JESUS CRISTO E O SENTIDO DO SOFRIMENTO

INTRODUÇÃO

As considerações antropológicas e teológicas de Hubert Lepargneur nos ajudaram a compreender que o sofrimento está aí e que precisamos conferir-lhe um sentido. Sua reflexão teológica convida-nos, quando sofremos, à participação dos sofrimentos de Cristo, pela fé. Neste capítulo queremos enfatizar a experiência que Deus faz do sofrimento e como o responde. O caminho para essa aproximação é inevitavelmente cristológico. Lepargneur nos conduziu, com sua reflexão, até esse ponto. Desenvolveremos nossa reflexão em quatro eixos. No primeiro sublinhamos a humanidade de Jesus como lugar onde ele faz sua a nossa história humana, demonstrando a radical solidariedade de Deus para conosco.
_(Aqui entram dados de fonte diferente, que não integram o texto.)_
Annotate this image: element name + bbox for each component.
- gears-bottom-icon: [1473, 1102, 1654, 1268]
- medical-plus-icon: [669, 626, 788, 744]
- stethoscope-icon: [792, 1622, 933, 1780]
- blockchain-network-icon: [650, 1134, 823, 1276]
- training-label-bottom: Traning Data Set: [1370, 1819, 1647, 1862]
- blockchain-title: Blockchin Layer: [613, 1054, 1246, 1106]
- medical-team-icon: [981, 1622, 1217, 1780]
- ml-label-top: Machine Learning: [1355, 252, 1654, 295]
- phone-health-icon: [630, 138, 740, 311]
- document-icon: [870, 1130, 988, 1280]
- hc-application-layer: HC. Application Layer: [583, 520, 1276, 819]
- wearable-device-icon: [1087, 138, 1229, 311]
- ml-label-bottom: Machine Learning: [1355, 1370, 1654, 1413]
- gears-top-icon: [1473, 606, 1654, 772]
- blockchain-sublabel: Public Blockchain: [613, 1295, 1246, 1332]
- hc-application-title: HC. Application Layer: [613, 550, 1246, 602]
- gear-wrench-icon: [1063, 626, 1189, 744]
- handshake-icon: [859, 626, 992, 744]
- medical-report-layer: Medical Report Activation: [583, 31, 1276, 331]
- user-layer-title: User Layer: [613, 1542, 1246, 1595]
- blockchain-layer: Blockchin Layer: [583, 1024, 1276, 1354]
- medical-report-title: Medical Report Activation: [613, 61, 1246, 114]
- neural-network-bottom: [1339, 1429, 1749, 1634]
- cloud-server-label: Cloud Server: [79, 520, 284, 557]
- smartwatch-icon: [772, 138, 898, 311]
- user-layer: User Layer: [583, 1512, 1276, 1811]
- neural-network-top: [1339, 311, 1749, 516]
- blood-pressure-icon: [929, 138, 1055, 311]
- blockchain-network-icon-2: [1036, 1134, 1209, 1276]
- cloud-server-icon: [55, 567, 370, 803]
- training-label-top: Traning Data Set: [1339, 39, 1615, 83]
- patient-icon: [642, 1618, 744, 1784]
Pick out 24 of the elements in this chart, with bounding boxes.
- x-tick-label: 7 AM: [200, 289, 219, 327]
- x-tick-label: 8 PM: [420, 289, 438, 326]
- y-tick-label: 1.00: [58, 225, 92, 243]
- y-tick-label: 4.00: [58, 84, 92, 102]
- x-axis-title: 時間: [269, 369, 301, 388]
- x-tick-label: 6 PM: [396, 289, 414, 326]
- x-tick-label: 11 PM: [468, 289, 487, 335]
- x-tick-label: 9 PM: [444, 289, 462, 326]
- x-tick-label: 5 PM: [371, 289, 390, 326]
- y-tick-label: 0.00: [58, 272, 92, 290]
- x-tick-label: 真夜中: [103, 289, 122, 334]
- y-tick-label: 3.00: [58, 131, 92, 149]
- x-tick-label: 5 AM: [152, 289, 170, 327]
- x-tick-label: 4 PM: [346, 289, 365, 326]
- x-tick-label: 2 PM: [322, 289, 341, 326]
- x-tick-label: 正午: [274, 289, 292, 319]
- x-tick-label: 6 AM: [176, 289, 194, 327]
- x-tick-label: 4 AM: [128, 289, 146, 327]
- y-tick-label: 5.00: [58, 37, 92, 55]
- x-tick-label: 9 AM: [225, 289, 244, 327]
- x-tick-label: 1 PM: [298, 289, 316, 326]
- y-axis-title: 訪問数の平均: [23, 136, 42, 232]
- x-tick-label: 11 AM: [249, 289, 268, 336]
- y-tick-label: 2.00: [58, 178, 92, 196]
No segundo consideramos as atitudes concretas de Jesus diante dos sofrimentos das pessoas, bem como procuramos uma aproximação do princípio que o motivava nessas ações. No terceiro refletimos sobre sua Paixão e morte, com o objetivo de nos aproximarmos do sofrimento de Deus diante dos nossos. E no quarto, apresentaremos a Ressurreição de Jesus como a resposta definitiva para a superação do sofrimento e como esperança aos crucificados da história. Faremos este caminho com o auxílio de diversos teólogos atuais, como Jon Sobrino, Jürgen Moltmann, Andrés Torres Queiruga, Afonso Garcia Rubio, entre outros que pesquisam a Cristologia visando a dar apoio à pessoa que sofre.